Anorexia nervosa (AN) is a debilitating mental illness that is highly comorbid with suicidal thoughts and behaviors (SITBs). While previous studies have suggested that altered reward processing is central to the pathology of AN, there remains a limited understanding of the involvement of reward dysfunctions in SITBs in individuals with AN. Thus, our study aimed to investigate whether individuals with AN and SITBs exhibit dysfunctions in different facets of reward processing and whether these traits account for the relationship between restrictive eating and the severity of SITBs. For this aim, we examined self-reported social anhedonia and anticipatory and consummatory reward experiences using Revised Social Anhedonia Scale and Temporal Experience of Pleasure Scale in three groups: individuals with AN with lifetime SITBs (AN+SITB group, n=31), individuals with AN without lifetime SITBs (AN-SITB group, n=27), and healthy controls (HC group, n=33). The severity of SITBs, which were assessed by SCID-IV by summing the values of suicidal ideation, self-harm, and suicide attempt, were converted to binarized values for group categorization.

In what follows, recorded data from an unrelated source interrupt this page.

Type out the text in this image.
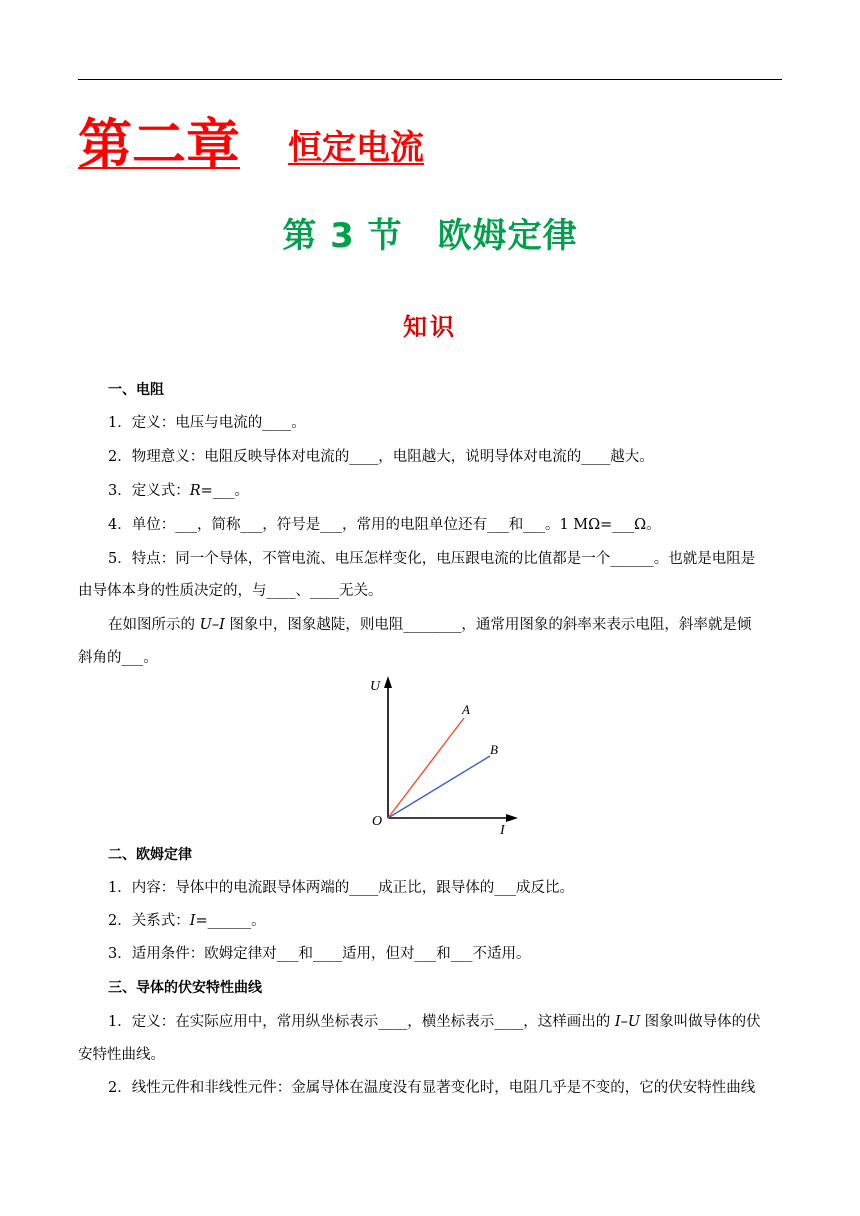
第二章 恒定电流
第 3 节　欧姆定律
知识
一、电阻
1．定义：电压与电流的____。
2．物理意义：电阻反映导体对电流的____，电阻越大，说明导体对电流的____越大。
3．定义式：R=___。
4．单位：___，简称___，符号是___，常用的电阻单位还有___和___。1 MΩ=___Ω。
5．特点：同一个导体，不管电流、电压怎样变化，电压跟电流的比值都是一个______。也就是电阻是
由导体本身的性质决定的，与____、____无关。
在如图所示的 U–I 图象中，图象越陡，则电阻________，通常用图象的斜率来表示电阻，斜率就是倾
斜角的___。
U
I
O
A
B
二、欧姆定律
1．内容：导体中的电流跟导体两端的____成正比，跟导体的___成反比。
2．关系式：I=______。
3．适用条件：欧姆定律对___和____适用，但对___和___不适用。
三、导体的伏安特性曲线
1．定义：在实际应用中，常用纵坐标表示____，横坐标表示____，这样画出的 I–U 图象叫做导体的伏
安特性曲线。
2．线性元件和非线性元件：金属导体在温度没有显著变化时，电阻几乎是不变的，它的伏安特性曲线
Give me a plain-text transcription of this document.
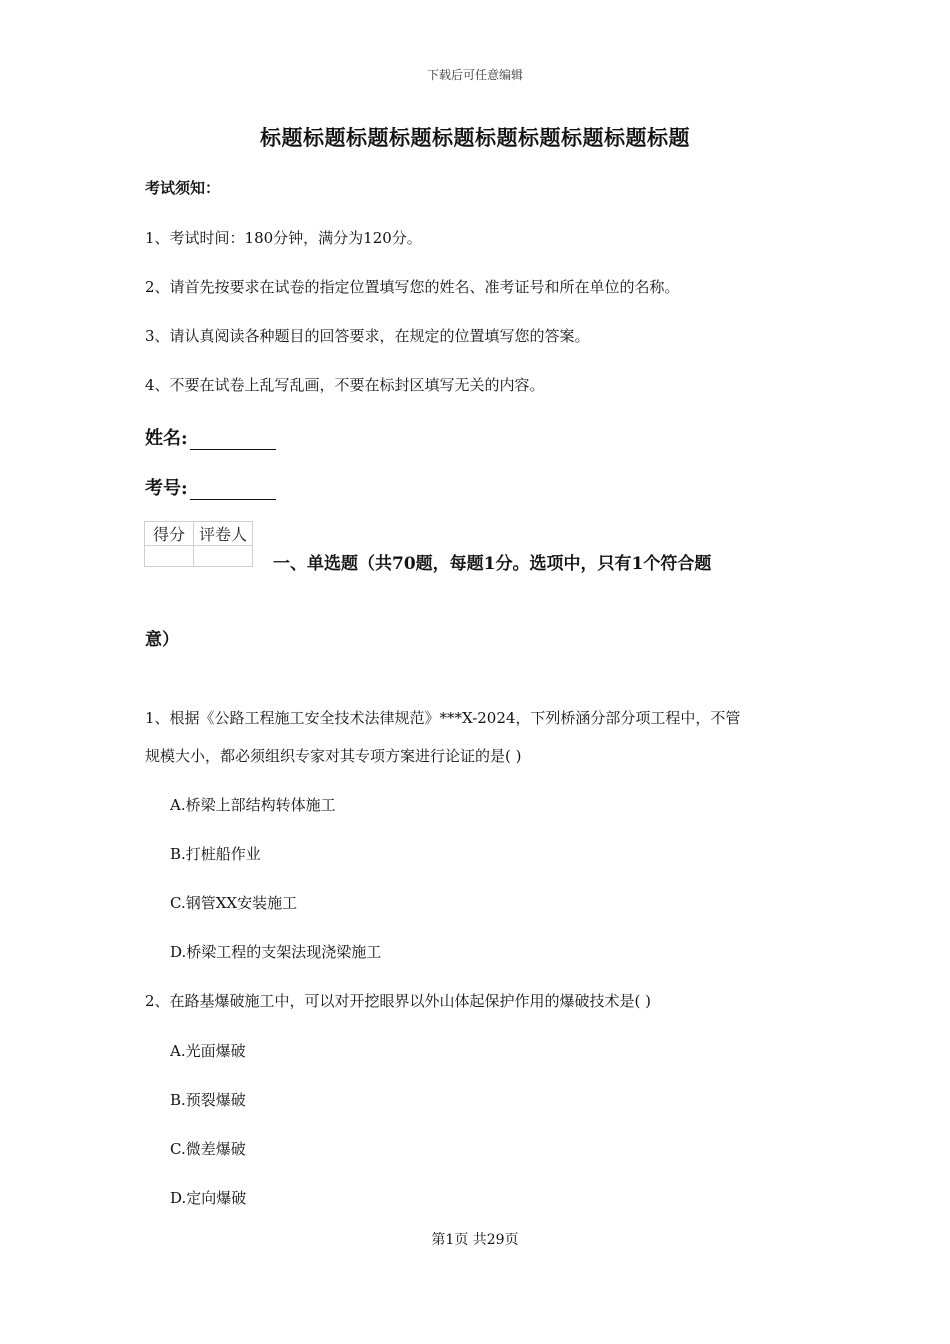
下载后可任意编辑
标题标题标题标题标题标题标题标题标题标题
考试须知：
1、考试时间：180分钟，满分为120分。
2、请首先按要求在试卷的指定位置填写您的姓名、准考证号和所在单位的名称。
3、请认真阅读各种题目的回答要求，在规定的位置填写您的答案。
4、不要在试卷上乱写乱画，不要在标封区填写无关的内容。
姓名:
考号:
得分	评卷人

一、单选题（共70题，每题1分。选项中，只有1个符合题
意）
1、根据《公路工程施工安全技术法律规范》***X-2024，下列桥涵分部分项工程中，不管
规模大小，都必须组织专家对其专项方案进行论证的是( )
A.桥梁上部结构转体施工
B.打桩船作业
C.钢管XX安装施工
D.桥梁工程的支架法现浇梁施工
2、在路基爆破施工中，可以对开挖眼界以外山体起保护作用的爆破技术是( )
A.光面爆破
B.预裂爆破
C.微差爆破
D.定向爆破
第1页 共29页
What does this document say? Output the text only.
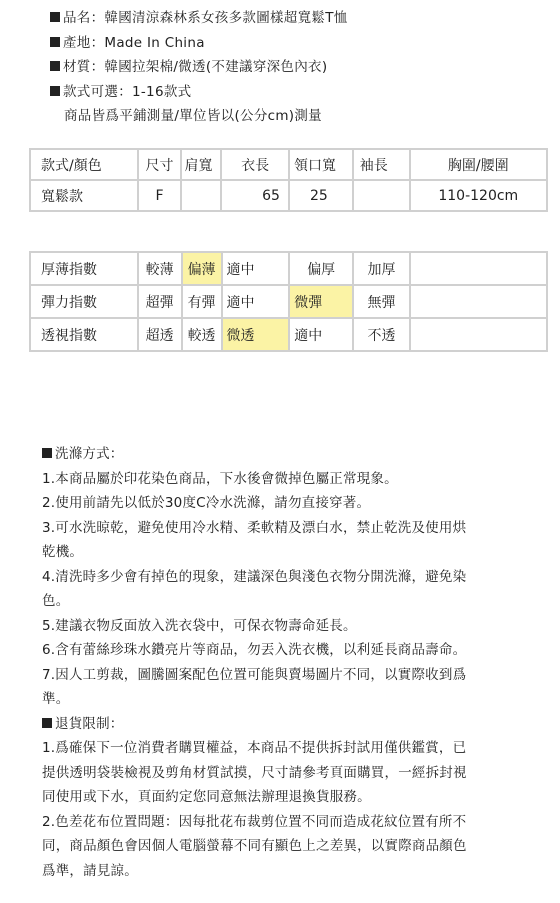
品名：韓國清涼森林系女孩多款圖樣超寬鬆T恤
產地：Made In China
材質：韓國拉架棉/微透(不建議穿深色內衣)
款式可選：1-16款式
商品皆爲平鋪測量/單位皆以(公分cm)測量
款式/顏色	尺寸	肩寬	衣長	領口寬	袖長	胸圍/腰圍
寬鬆款	F		65	25		110-120cm
厚薄指數	較薄	偏薄	適中	偏厚	加厚	
彈力指數	超彈	有彈	適中	微彈	無彈	
透視指數	超透	較透	微透	適中	不透	
洗滌方式：
1.本商品屬於印花染色商品，下水後會微掉色屬正常現象。
2.使用前請先以低於30度C冷水洗滌，請勿直接穿著。
3.可水洗晾乾，避免使用冷水精、柔軟精及漂白水，禁止乾洗及使用烘
乾機。
4.清洗時多少會有掉色的現象，建議深色與淺色衣物分開洗滌，避免染
色。
5.建議衣物反面放入洗衣袋中，可保衣物壽命延長。
6.含有蕾絲珍珠水鑽亮片等商品，勿丟入洗衣機，以利延長商品壽命。
7.因人工剪裁，圖騰圖案配色位置可能與賣場圖片不同，以實際收到爲
準。
退貨限制：
1.爲確保下一位消費者購買權益，本商品不提供拆封試用僅供鑑賞，已
提供透明袋裝檢視及剪角材質試摸，尺寸請參考頁面購買，一經拆封視
同使用或下水，頁面約定您同意無法辦理退換貨服務。
2.色差花布位置問題：因每批花布裁剪位置不同而造成花紋位置有所不
同，商品顏色會因個人電腦螢幕不同有顯色上之差異，以實際商品顏色
爲準，請見諒。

A three-group ANCOVA was conducted to examine potential group differences in self-reported social anhedonia and anticipatory and consummatory reward, beyond and above the effects of depression. Additionally, within the AN group, mediation analysis with bootstrapping assessed whether reward dysfunctions played a mediating role in the association between the severity of self-starvation drive and the severity of SITBs. Our findings revealed that individuals in the AN+SITB group exhibited significantly greater social anhedonia and lower anticipatory reward experiences in comparison to both the AN-SITB and HC groups, with the effect of social anhedonia persisting even after adjusting for depression (all ps < .05). Furthermore, social anhedonia fully mediated the link between self-starvation drive and the severity of SITBs (b = 0.15, 95% CI = [0.004, 0.354]). Taken together, our study suggests that reward dysfunctions may serve as a substantial risk factor for SITBs in AN, beyond the influence of depression. Addressing impairments in reward processing, especially the diminished capacity to derive pleasure from social interactions or relationships, could be pivotal in treating SITBs in individuals with AN.